Alessio Rui
Alessio Rui è nato e vive a San Donà di Piave-VE ove svolge la professione di avvocato. Dal 2005 collabora con la Rivista “Giustizia Sportiva”, pubblicando saggi e commenti inerenti al diritto dello sport. Appassionato e studioso di tutte le discipline sportive, riconosce al calcio una forza divulgativa senza eguali. Auspica che tutti coloro che frequentano gli ambienti calcistici siano posti nella condizione di apprendere principi ed idee che, fatte proprie, possano contribuire ad una formazione basata su metodo e coerenza, senza mai risultare ostili al cambiamento.
Rock and Football
“Papà, qual’era il ruolo di Johan Cruiff?”
A questa domanda la maggior padre dei genitori calciofili con figli nati dopo il 1970 non è mai stata in grado di rispondere.
E non perché non ne fosse interessata, anzi. Semplicemente perché qualsiasi risposta, anche la meglio argomentata, non sarebbe risultata esaustiva.

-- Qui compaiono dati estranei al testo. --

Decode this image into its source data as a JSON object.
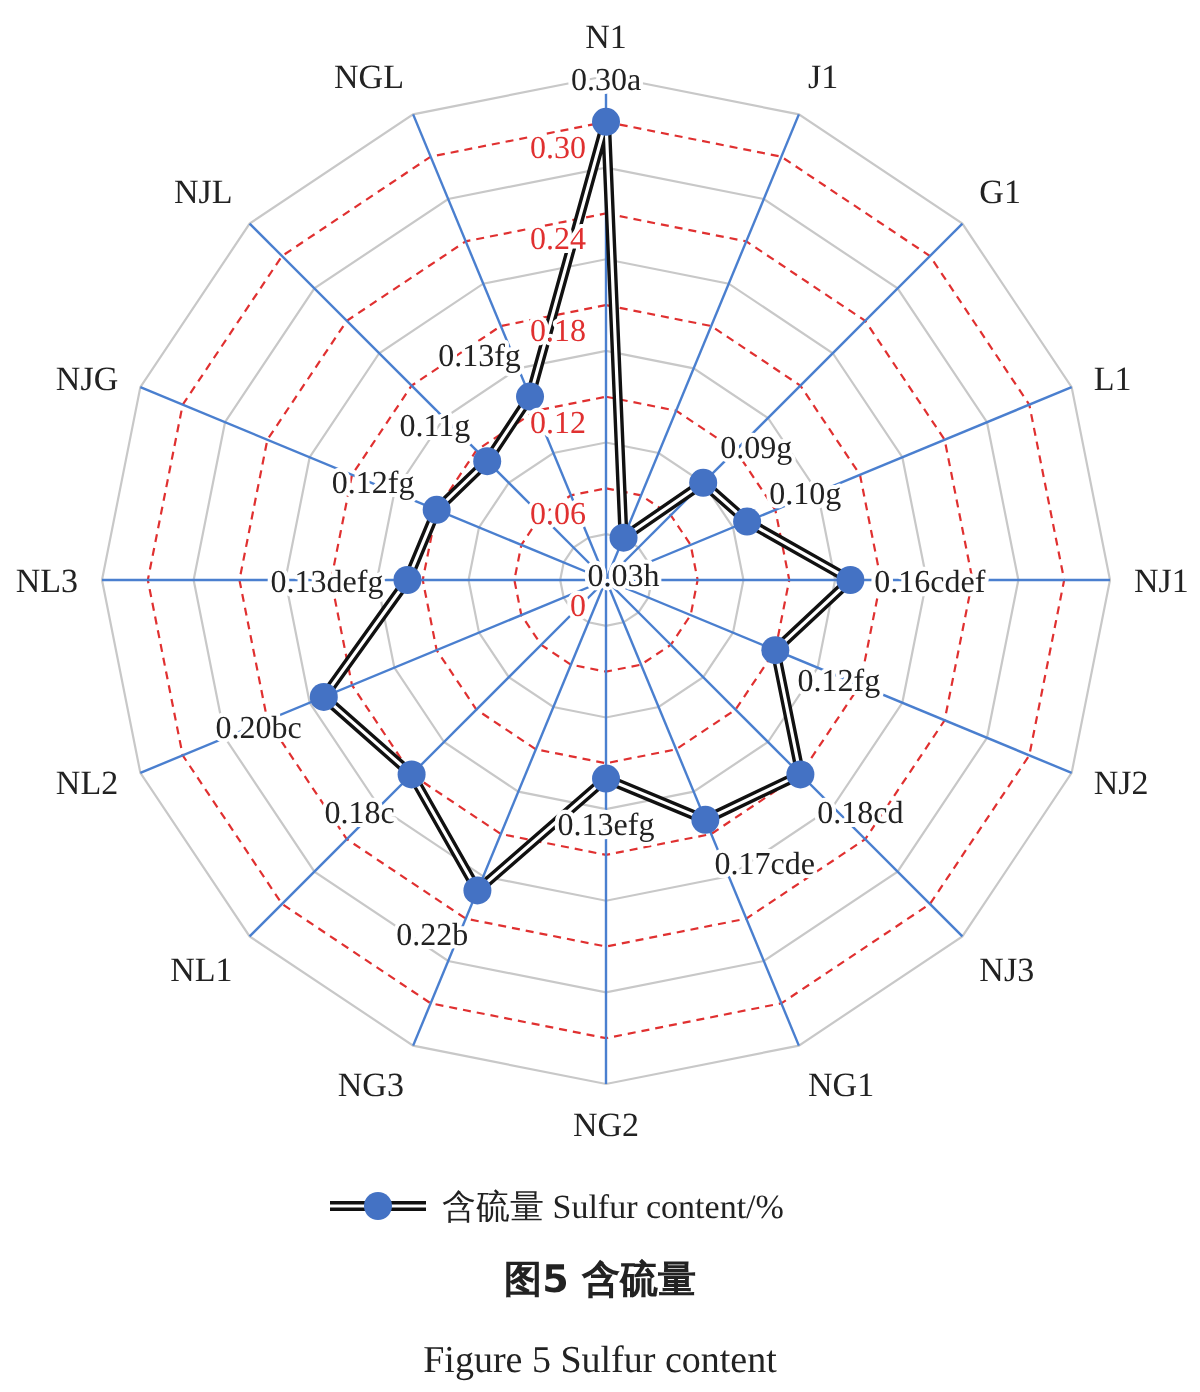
{
  "chart_data": {
    "type": "radar",
    "title": "图5  含硫量",
    "subtitle": "Figure 5  Sulfur content",
    "categories": [
      "N1",
      "J1",
      "G1",
      "L1",
      "NJ1",
      "NJ2",
      "NJ3",
      "NG1",
      "NG2",
      "NG3",
      "NL1",
      "NL2",
      "NL3",
      "NJG",
      "NJL",
      "NGL"
    ],
    "series": [
      {
        "name": "含硫量  Sulfur content/%",
        "color": "#111111",
        "values": [
          0.3,
          0.03,
          0.09,
          0.1,
          0.16,
          0.12,
          0.18,
          0.17,
          0.13,
          0.22,
          0.18,
          0.2,
          0.13,
          0.12,
          0.11,
          0.13
        ],
        "value_labels": [
          "0.30a",
          "0.03h",
          "0.09g",
          "0.10g",
          "0.16cdef",
          "0.12fg",
          "0.18cd",
          "0.17cde",
          "0.13efg",
          "0.22b",
          "0.18c",
          "0.20bc",
          "0.13defg",
          "0.12fg",
          "0.11g",
          "0.13fg"
        ]
      }
    ],
    "ylim": [
      0,
      0.33
    ],
    "yticks": [
      0,
      0.06,
      0.12,
      0.18,
      0.24,
      {
        "value": 0.3,
        "label": "0.30"
      }
    ],
    "grid": true,
    "legend": "bottom",
    "marker": "circle"
  }
}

La nazionale olandese, che nel 1974 si appresta a suonare il “calcio totale”, rifugge dall’idea che i propri protagonisti rivestano singolarmente un ruolo. Avranno tutti, questo sì, una propria “funzione” nell’interpretare le varie situazioni di campo, alla ricerca della supremazia nei confronti dell’avversario, sfruttando un insieme di principi e conoscenze la cui complessità risulterà compiutamente processata dopo anni di successi delle squadre di club.
Nel linguaggio gergale in uso ai più giovani, si tende ad utilizzare l’espressione “essere avanti” per amplificare un atteggiamento, una predisposizione, un modo di pensare (o di operare) particolarmente moderno e/o innovativo. Il calcio olandese di inizio degli anni 70 “è avanti” rispetto al football praticato negli altri paesi perché rappresenta l’emanazione delle novità che stanno emergendo nel vecchio continente.

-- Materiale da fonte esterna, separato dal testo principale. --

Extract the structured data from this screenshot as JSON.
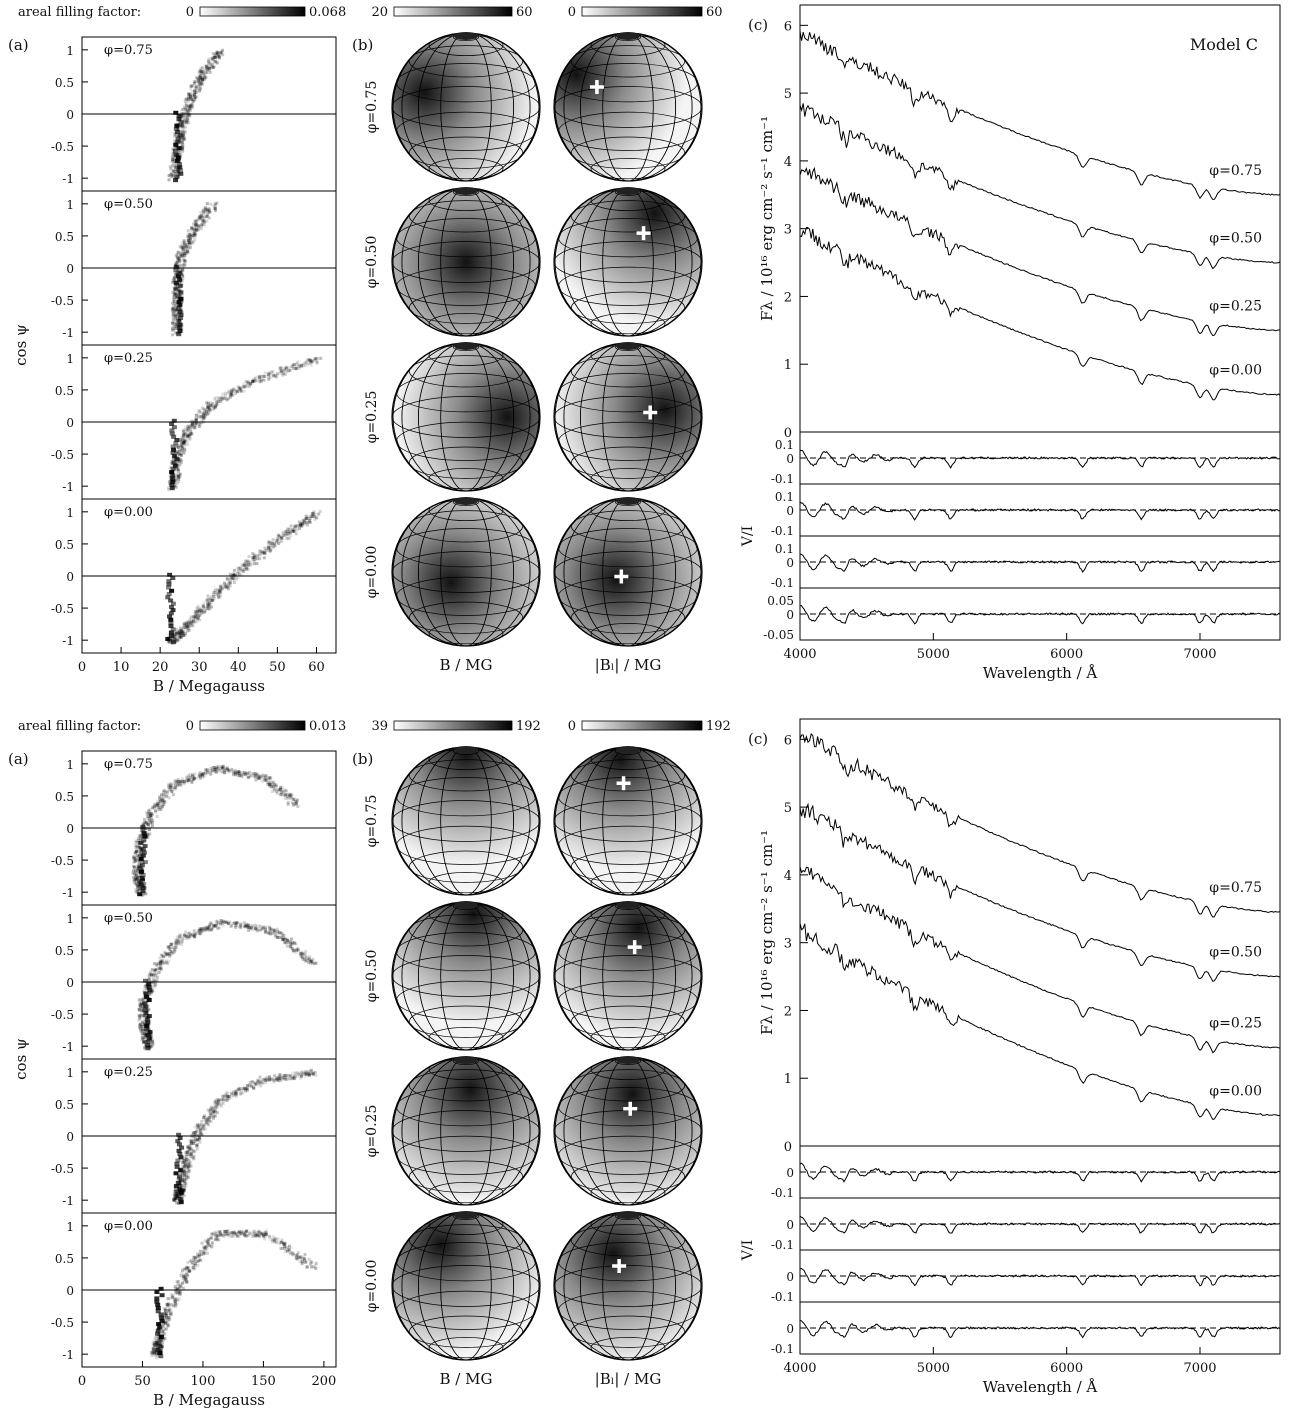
{
  "chart_data": [
    {
      "panel": "top",
      "colorbars": [
        {
          "label": "areal filling factor:",
          "min": "0",
          "max": "0.068"
        },
        {
          "label": "",
          "min": "20",
          "max": "60"
        },
        {
          "label": "",
          "min": "0",
          "max": "60"
        }
      ],
      "a": {
        "tag": "(a)",
        "type": "heatmap",
        "xlabel": "B / Megagauss",
        "ylabel": "cos ψ",
        "xlim": [
          0,
          65
        ],
        "ylim": [
          -1.2,
          1.2
        ],
        "xticks": [
          "0",
          "10",
          "20",
          "30",
          "40",
          "50",
          "60"
        ],
        "yticks": [
          "-1",
          "-0.5",
          "0",
          "0.5",
          "1"
        ],
        "subpanels": [
          {
            "phase": "φ=0.75",
            "track": [
              [
                35,
                1.0
              ],
              [
                30,
                0.6
              ],
              [
                27,
                0.2
              ],
              [
                25,
                -0.2
              ],
              [
                24,
                -0.6
              ],
              [
                23,
                -1.0
              ]
            ],
            "dense_x": 24
          },
          {
            "phase": "φ=0.50",
            "track": [
              [
                33,
                1.0
              ],
              [
                28,
                0.6
              ],
              [
                25,
                0.2
              ],
              [
                24,
                -0.2
              ],
              [
                24,
                -0.6
              ],
              [
                24,
                -1.0
              ]
            ],
            "dense_x": 24
          },
          {
            "phase": "φ=0.25",
            "track": [
              [
                60,
                1.0
              ],
              [
                45,
                0.7
              ],
              [
                33,
                0.3
              ],
              [
                27,
                -0.1
              ],
              [
                24,
                -0.5
              ],
              [
                23,
                -1.0
              ]
            ],
            "dense_x": 23
          },
          {
            "phase": "φ=0.00",
            "track": [
              [
                60,
                1.0
              ],
              [
                50,
                0.6
              ],
              [
                40,
                0.1
              ],
              [
                32,
                -0.4
              ],
              [
                26,
                -0.8
              ],
              [
                22,
                -1.0
              ]
            ],
            "dense_x": 22
          }
        ]
      },
      "b": {
        "tag": "(b)",
        "phases": [
          "φ=0.75",
          "φ=0.50",
          "φ=0.25",
          "φ=0.00"
        ],
        "col_labels": [
          "B / MG",
          "|Bₗ| / MG"
        ],
        "spots_B": [
          [
            -0.55,
            -0.2
          ],
          [
            0,
            0
          ],
          [
            0.55,
            0.0
          ],
          [
            -0.2,
            0.15
          ]
        ],
        "spots_Bl": [
          [
            -0.7,
            -0.45
          ],
          [
            0.35,
            -0.65
          ],
          [
            0.5,
            -0.1
          ],
          [
            -0.15,
            0.1
          ]
        ]
      },
      "c": {
        "tag": "(c)",
        "type": "line",
        "model": "Model C",
        "xlabel": "Wavelength / Å",
        "ylabel": "Fλ / 10¹⁶ erg cm⁻² s⁻¹ cm⁻¹",
        "ylabel2": "V/I",
        "xlim": [
          4000,
          7600
        ],
        "ylim": [
          0,
          6.3
        ],
        "xticks": [
          "4000",
          "5000",
          "6000",
          "7000"
        ],
        "yticks": [
          "0",
          "1",
          "2",
          "3",
          "4",
          "5",
          "6"
        ],
        "vi_ticks": [
          [
            "0.1",
            "0",
            "-0.1"
          ],
          [
            "0.1",
            "0",
            "-0.1"
          ],
          [
            "0.1",
            "0",
            "-0.1"
          ],
          [
            "0.05",
            "0",
            "-0.05"
          ]
        ],
        "series": [
          {
            "name": "φ=0.75",
            "start": 5.9,
            "end": 3.5
          },
          {
            "name": "φ=0.50",
            "start": 4.8,
            "end": 2.5
          },
          {
            "name": "φ=0.25",
            "start": 3.9,
            "end": 1.5
          },
          {
            "name": "φ=0.00",
            "start": 3.0,
            "end": 0.55
          }
        ]
      }
    },
    {
      "panel": "bottom",
      "colorbars": [
        {
          "label": "areal filling factor:",
          "min": "0",
          "max": "0.013"
        },
        {
          "label": "",
          "min": "39",
          "max": "192"
        },
        {
          "label": "",
          "min": "0",
          "max": "192"
        }
      ],
      "a": {
        "tag": "(a)",
        "type": "heatmap",
        "xlabel": "B / Megagauss",
        "ylabel": "cos ψ",
        "xlim": [
          0,
          210
        ],
        "ylim": [
          -1.2,
          1.2
        ],
        "xticks": [
          "0",
          "50",
          "100",
          "150",
          "200"
        ],
        "yticks": [
          "-1",
          "-0.5",
          "0",
          "0.5",
          "1"
        ],
        "subpanels": [
          {
            "phase": "φ=0.75",
            "track": [
              [
                175,
                0.4
              ],
              [
                150,
                0.8
              ],
              [
                110,
                0.95
              ],
              [
                75,
                0.7
              ],
              [
                55,
                0.2
              ],
              [
                46,
                -0.3
              ],
              [
                45,
                -0.7
              ],
              [
                48,
                -1.0
              ]
            ],
            "dense_x": 48
          },
          {
            "phase": "φ=0.50",
            "track": [
              [
                190,
                0.3
              ],
              [
                160,
                0.8
              ],
              [
                115,
                0.95
              ],
              [
                80,
                0.7
              ],
              [
                60,
                0.2
              ],
              [
                50,
                -0.3
              ],
              [
                50,
                -0.7
              ],
              [
                55,
                -1.0
              ]
            ],
            "dense_x": 52
          },
          {
            "phase": "φ=0.25",
            "track": [
              [
                190,
                1.0
              ],
              [
                150,
                0.9
              ],
              [
                115,
                0.6
              ],
              [
                95,
                0.1
              ],
              [
                85,
                -0.4
              ],
              [
                80,
                -0.8
              ],
              [
                78,
                -1.0
              ]
            ],
            "dense_x": 78
          },
          {
            "phase": "φ=0.00",
            "track": [
              [
                190,
                0.4
              ],
              [
                150,
                0.9
              ],
              [
                110,
                0.9
              ],
              [
                85,
                0.3
              ],
              [
                70,
                -0.3
              ],
              [
                62,
                -0.8
              ],
              [
                60,
                -1.0
              ]
            ],
            "dense_x": 62
          }
        ]
      },
      "b": {
        "tag": "(b)",
        "phases": [
          "φ=0.75",
          "φ=0.50",
          "φ=0.25",
          "φ=0.00"
        ],
        "col_labels": [
          "B / MG",
          "|Bₗ| / MG"
        ],
        "spots_B": [
          [
            0,
            -0.9
          ],
          [
            0.1,
            -0.85
          ],
          [
            0.05,
            -0.55
          ],
          [
            -0.35,
            -0.55
          ]
        ],
        "spots_Bl": [
          [
            -0.1,
            -0.85
          ],
          [
            0.15,
            -0.65
          ],
          [
            0.05,
            -0.5
          ],
          [
            -0.2,
            -0.45
          ]
        ]
      },
      "c": {
        "tag": "(c)",
        "type": "line",
        "model": "",
        "xlabel": "Wavelength / Å",
        "ylabel": "Fλ / 10¹⁶ erg cm⁻² s⁻¹ cm⁻¹",
        "ylabel2": "V/I",
        "xlim": [
          4000,
          7600
        ],
        "ylim": [
          0,
          6.3
        ],
        "xticks": [
          "4000",
          "5000",
          "6000",
          "7000"
        ],
        "yticks": [
          "0",
          "1",
          "2",
          "3",
          "4",
          "5",
          "6"
        ],
        "vi_ticks": [
          [
            "0",
            "-0.1"
          ],
          [
            "0",
            "-0.1"
          ],
          [
            "0",
            "-0.1"
          ],
          [
            "0",
            "-0.1"
          ]
        ],
        "series": [
          {
            "name": "φ=0.75",
            "start": 6.1,
            "end": 3.45
          },
          {
            "name": "φ=0.50",
            "start": 5.0,
            "end": 2.5
          },
          {
            "name": "φ=0.25",
            "start": 4.1,
            "end": 1.45
          },
          {
            "name": "φ=0.00",
            "start": 3.2,
            "end": 0.45
          }
        ]
      }
    }
  ]
}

All’inizio del decennio è in corso, infatti, un’improvvisa accelerazione del susseguirsi delle forme espressive. Vi è un evidente cambio di ritmo nell’evoluzione dei costumi e delle prerogative della società, dettato, in primis, dalle nuove tendenze musicali che si susseguono ad una velocità repentina, in secundis, dall’ingerenza della TV, che oramai ha soppiantato la radio, ed, in terza battuta, da un nuovo modo di apparire che sfocia in abiti e look molto più colorati e vivaci.
La velocità con cui gli eventi accadono non è altro che il risultato di un modo di pensare più libero e, per l’effetto, molto più etorogeneo.

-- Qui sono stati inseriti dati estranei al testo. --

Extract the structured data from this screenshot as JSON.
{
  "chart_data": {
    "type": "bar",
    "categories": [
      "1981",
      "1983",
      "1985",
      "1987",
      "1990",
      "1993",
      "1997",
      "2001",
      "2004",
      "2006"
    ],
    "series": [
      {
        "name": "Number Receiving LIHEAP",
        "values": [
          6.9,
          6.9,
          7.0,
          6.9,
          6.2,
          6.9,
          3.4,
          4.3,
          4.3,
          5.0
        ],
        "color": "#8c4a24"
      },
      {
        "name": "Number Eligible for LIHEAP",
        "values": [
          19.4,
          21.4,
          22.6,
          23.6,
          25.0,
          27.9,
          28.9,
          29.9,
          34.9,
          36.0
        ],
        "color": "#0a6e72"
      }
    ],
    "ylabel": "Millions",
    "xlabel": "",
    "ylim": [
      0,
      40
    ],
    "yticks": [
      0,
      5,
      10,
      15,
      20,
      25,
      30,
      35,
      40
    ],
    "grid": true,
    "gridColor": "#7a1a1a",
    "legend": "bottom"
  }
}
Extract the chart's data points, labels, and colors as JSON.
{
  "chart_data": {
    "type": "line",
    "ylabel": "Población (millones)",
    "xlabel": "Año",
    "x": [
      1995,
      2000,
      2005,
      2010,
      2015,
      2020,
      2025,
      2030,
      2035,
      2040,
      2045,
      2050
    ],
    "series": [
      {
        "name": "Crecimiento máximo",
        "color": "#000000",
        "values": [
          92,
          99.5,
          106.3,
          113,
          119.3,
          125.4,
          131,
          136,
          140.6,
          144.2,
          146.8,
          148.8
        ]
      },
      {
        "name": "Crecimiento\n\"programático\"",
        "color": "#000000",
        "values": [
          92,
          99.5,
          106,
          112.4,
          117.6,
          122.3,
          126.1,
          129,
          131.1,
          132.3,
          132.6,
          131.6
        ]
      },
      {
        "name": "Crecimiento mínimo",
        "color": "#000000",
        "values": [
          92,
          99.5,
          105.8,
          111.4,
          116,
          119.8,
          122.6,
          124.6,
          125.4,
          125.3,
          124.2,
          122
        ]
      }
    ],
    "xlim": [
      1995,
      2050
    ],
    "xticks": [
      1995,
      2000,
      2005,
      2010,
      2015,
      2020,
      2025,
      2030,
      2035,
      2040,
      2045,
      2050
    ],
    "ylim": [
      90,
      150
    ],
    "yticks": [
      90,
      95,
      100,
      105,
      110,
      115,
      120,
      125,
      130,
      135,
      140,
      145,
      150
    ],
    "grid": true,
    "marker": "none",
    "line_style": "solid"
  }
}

Prendete ad esempio i mondiali di calcio: la differenza tra l’edizione del 1970 e quella del 1974 è la più ampia mai riscontrata tra due edizioni consecutive.
Se assumiamo un parametro di riferimento a scelta tra il ritmo del gioco, la qualità delle immagini, i colori, l’organizzazione della manifestazione o lo spettacolo extra campo non troveremmo un altro quadriennio che sconti, da un’edizione all’altra, un cambiamento così radicale.
Dalle vecchie figurine dei calciatori, con pettinature quasi militaresche, si passa a ritratti di protagonisti non dissimili dai leader di una rock band o dalle stelle di Hollywood. Dallo sportivo impegnato nelle battaglie sociali, tanto da modificare il suo nome da Cassius Clay a Muhammad Alì, si passa al personaggio che crea tendenza.
Analizzate un immagine di Neskens, di Krol, di Rep o di Haan e ponetela a confronto con Bjorn Borg o James Hunt. Coglierete un’incredibile somiglianza nello stile, dei tratti somatici, nel portamento.
La pubblicità ha assunto un ruolo fondamentale. Gli sportivi sono diventati delle star il che fa si che il mondo femminile inizi ad interessarsi a loro. Anche il sostrato di postulati su cui si erge il football è in procinto di lasciare il posto all’apprendimento di nuove conoscenze.
E cosa c’è di più nuovo di una nazionale nella quale i ruoli non sono contemplati?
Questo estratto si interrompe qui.